Quelques heures plus tard, le rapport de l’Assemblée nationale (AN) concernant les frais de bouche de l’ancien président de l’AN à l’hôtel de Lassay le disculpait tout autant de la moindre infraction. Le secrétaire général de l’Assemblée Michel Moreau affirme : « Il apparaît que M. François de Rugy n’a enfreint, directement ou indirectement, aucune règle et n’a commis aucune irrégularité. » Le législateur rappelle que de Rugy, compte tenu de sa fonction de l’époque, « a la faculté de convier librement les personnes de son choix à des réunions ou à des dîners » et qu’il est « d’usage constant » que lui et sa famille proche « puissent prendre sur place des repas simples ». Il est ajouté que « le niveau des prestations culinaires servies était conforme aux normes habituelles, aucun produit de luxe n’était utilisé ».

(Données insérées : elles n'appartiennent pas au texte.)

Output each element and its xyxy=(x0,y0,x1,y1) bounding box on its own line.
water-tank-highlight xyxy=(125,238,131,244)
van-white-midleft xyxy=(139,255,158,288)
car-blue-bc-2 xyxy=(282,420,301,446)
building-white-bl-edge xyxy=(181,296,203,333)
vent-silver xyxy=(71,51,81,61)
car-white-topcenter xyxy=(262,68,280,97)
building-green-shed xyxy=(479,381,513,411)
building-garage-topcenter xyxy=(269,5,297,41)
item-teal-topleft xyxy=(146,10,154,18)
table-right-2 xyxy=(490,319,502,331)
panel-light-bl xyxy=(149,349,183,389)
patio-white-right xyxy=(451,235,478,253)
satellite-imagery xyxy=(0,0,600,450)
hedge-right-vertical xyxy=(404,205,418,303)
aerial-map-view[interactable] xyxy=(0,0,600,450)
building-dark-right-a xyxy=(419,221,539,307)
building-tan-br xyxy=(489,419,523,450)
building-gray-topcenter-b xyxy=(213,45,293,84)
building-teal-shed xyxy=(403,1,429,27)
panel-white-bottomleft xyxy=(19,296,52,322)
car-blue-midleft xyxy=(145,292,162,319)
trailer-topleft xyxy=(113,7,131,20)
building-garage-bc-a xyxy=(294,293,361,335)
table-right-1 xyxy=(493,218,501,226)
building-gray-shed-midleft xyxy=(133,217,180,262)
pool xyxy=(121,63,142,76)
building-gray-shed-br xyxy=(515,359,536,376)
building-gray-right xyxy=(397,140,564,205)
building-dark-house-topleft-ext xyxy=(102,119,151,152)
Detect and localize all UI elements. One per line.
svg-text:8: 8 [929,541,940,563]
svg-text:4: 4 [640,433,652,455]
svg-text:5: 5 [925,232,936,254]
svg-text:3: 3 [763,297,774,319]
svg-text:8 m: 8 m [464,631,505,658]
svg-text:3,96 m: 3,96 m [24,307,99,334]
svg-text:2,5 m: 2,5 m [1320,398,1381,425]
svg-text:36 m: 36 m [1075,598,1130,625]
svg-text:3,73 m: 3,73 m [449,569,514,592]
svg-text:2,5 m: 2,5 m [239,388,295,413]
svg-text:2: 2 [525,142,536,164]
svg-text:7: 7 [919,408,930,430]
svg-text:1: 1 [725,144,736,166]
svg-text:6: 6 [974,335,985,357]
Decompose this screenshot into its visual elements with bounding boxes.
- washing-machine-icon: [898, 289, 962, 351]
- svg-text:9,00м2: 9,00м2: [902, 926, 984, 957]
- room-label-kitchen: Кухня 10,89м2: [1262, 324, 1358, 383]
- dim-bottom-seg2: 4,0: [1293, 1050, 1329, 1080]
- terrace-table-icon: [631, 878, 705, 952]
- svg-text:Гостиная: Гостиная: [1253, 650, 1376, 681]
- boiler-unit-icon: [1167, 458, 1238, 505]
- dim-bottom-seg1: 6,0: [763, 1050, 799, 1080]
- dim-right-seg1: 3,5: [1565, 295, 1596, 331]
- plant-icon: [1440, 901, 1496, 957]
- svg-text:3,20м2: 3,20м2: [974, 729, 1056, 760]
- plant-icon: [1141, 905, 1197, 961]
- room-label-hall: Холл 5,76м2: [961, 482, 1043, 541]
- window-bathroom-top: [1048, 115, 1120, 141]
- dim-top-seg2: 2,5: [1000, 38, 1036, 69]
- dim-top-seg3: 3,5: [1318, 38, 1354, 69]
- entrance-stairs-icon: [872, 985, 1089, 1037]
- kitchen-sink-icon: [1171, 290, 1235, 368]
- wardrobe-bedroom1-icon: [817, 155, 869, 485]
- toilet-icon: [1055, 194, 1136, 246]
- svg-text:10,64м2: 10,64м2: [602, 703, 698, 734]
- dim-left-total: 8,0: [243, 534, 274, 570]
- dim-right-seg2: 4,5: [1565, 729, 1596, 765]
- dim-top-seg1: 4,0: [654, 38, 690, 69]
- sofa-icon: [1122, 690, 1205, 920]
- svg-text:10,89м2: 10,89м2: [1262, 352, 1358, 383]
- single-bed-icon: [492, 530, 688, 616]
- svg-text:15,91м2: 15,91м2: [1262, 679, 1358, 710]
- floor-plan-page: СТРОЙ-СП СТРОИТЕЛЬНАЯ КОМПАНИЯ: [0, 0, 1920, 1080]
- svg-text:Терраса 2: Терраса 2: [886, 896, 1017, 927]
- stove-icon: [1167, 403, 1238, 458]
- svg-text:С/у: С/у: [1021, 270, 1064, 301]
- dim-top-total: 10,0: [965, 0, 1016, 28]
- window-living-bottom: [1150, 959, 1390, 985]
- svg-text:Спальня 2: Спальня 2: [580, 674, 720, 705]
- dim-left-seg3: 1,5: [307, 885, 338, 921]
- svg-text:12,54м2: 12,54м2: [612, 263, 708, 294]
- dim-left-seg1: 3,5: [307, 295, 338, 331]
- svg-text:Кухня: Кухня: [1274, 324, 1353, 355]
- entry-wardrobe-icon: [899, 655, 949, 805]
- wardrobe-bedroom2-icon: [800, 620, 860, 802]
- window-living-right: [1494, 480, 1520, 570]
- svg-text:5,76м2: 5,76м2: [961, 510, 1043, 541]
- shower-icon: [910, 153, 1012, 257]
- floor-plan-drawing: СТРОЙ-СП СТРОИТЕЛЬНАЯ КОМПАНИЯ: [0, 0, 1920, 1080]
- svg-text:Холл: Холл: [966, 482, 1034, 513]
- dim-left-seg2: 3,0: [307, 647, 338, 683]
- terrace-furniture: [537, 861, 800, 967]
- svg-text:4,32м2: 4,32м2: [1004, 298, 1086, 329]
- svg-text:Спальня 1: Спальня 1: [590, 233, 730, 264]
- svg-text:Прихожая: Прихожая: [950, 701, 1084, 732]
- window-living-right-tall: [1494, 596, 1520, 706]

Sur les douze dîners recensés entre le 19 septembre 2017 et le 19 juin 2018, trois posent toutefois problème pour le secrétaire général de l’AN. Un repas de Noël en premier lieu, dont « le menu festif dérogeait au niveau habituel des prestations d’un dîner de famille à l’hôtel de Lassay ». Un autre, lors de la Saint-Valentin, le 14 février, où « le niveau des prestations » était « manifestement excessif par rapport à la pratique courante des repas privés ». Enfin un troisième, avec quatre invités sans thème de discussion particulier.
“Contrôle de mascarade”
Mediapart n’a pas attendu le passage de l’ancien ministre au 20 H de France 2 pour remettre en cause ces rapports, notamment celui de l’AN. Comme l’écrit le pure player, « le manque d’indépendance de son auteur, ancien subordonné de l’intéressé, oblige à qualifier ce ‘contrôle de mascarade’”. « Si l’Assemblée avait voulu démontrer son incapacité à examiner et traiter en profondeur les fautes commises par les siens, elle ne s’y serait pas prise autrement, poursuit le média. ‘On a chargé un collaborateur de savoir si le patron avait fauté’, résume le député Charles de Courson (Les Centristes), ancien magistrat de la Cour des comptes, devenu l’une des vigies les plus affûtées de l’Assemblée. ‘C’est ni fait ni à faire.’«
Dans deux nouveaux articles (ici et là), le site d’investigation remet en cause les comptes rendus des enquêtes officielles, en publiant de nouveaux clichés venant contredire l’idée de dîners professionnels (on peut voir des adolescents à table). Quant aux travaux menés dans l’appartement de fonction du ministère de la Transition écologique, le site écrit que « l’enquête administrative (…) estime que les règles de la commande publique ont été respectées, mais confirme le coût trop élevé de certaines prestations, dont le dressing à 17 000 euros. »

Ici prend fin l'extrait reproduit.